FIVE MINUTES WITH PANDIT JASRAJ
Age and class were on display in Pandit Jasraj’s suite last Sunday: the Nadal-Federer Australian Open final. Jasraj has been a wildly popular star since before Federer was born, and is the oldest of the living greats of Hindustani classical music. He turned 87 on January 28, and, remarkably, is still performing close to his prime. He spoke of his life in music. Highlights:
On being in excellent voice at 87
Music is yoga. It focuses the mind inward. That gives strength.
On what he listens to
Everything playing anywhere: filmi music, qawwali, bhajan. No conscious choice, except when friends insist. Listen in quantity, quality follows.

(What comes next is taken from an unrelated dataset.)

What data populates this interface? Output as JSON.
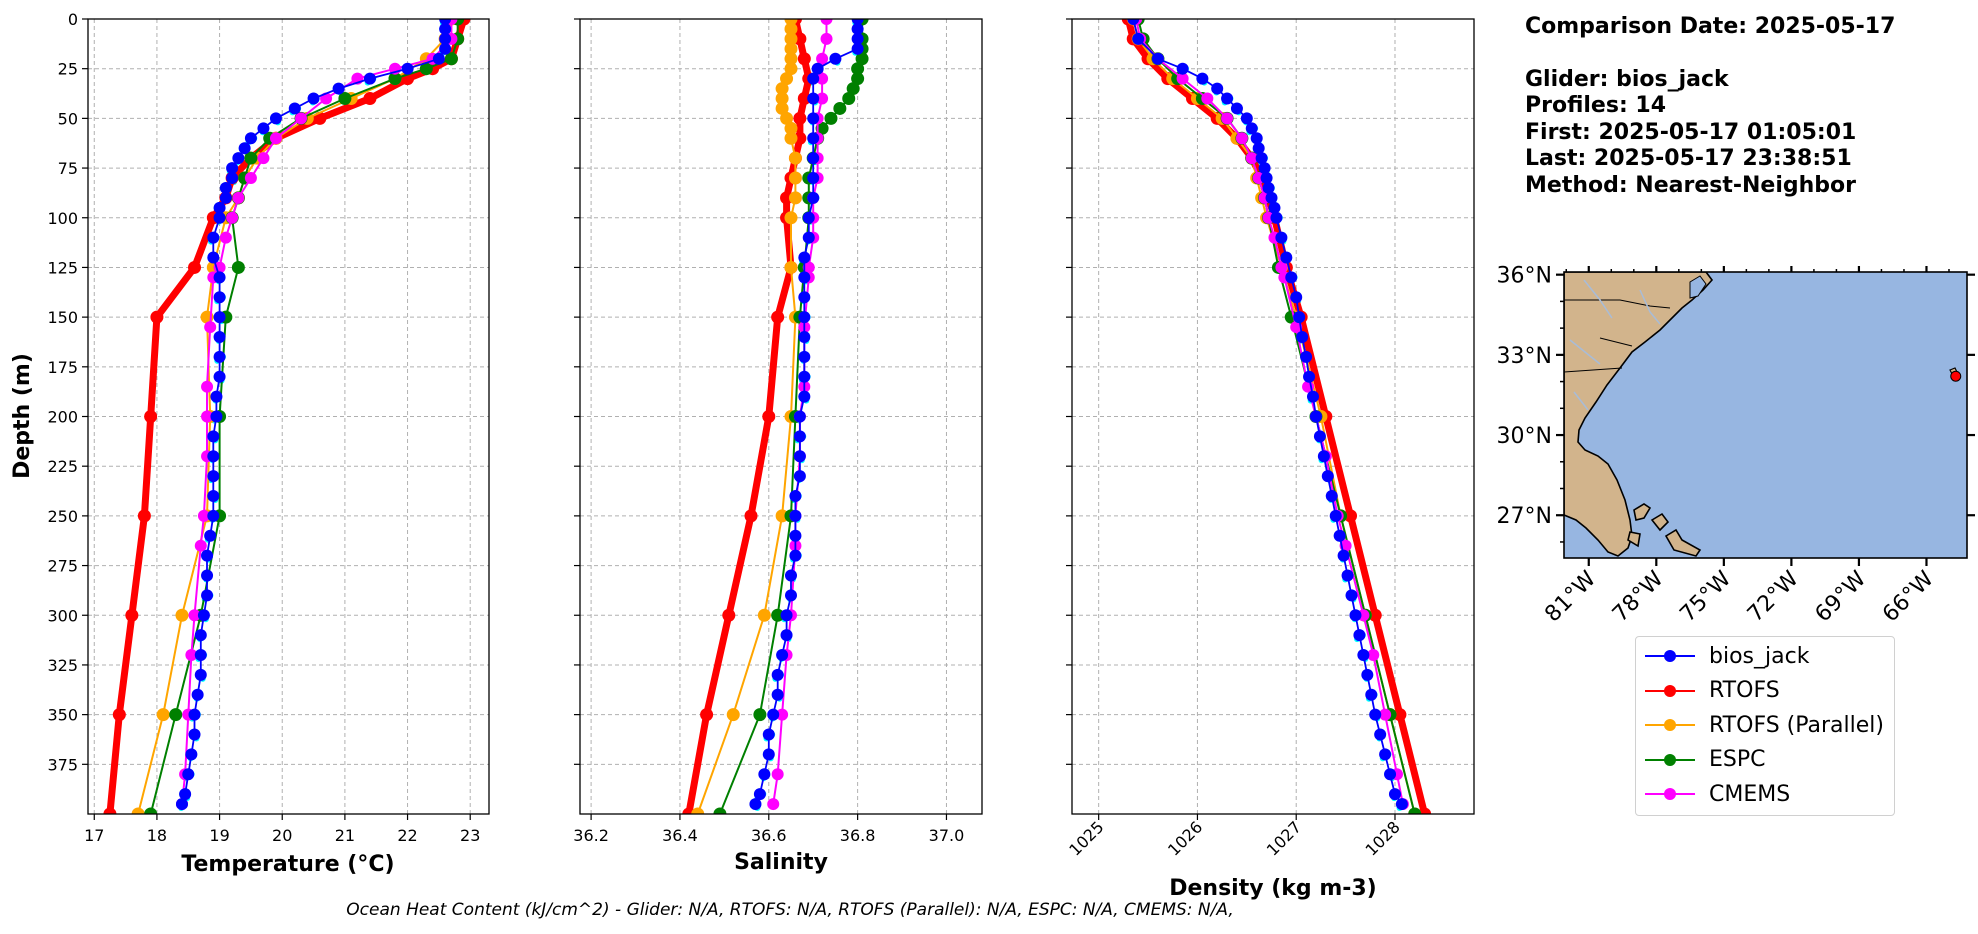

On praise from fans versus the admiration of peers
Audiences praise with feeling, musicians with understanding. I remember an old man in a dirty dhoti, trampling his way to the front row, and appreciating the way I filled in a missed sam (principal beat). Or a little girl in a mandir I was singing in, scolding me for not suiting my music to the time of day.
On spirituality and his style
Everyone is spiritual when they listen to music, even an atheist [points at me].
On developing individuality
A phrase which haunts and obsesses you; with time, it becomes yours. Anyway, if you are proud of your gharana and people want to listen to you what else matters?
For the record
Jasraj and daughter Durga support Nadal, who lost. Federer was “lucky”.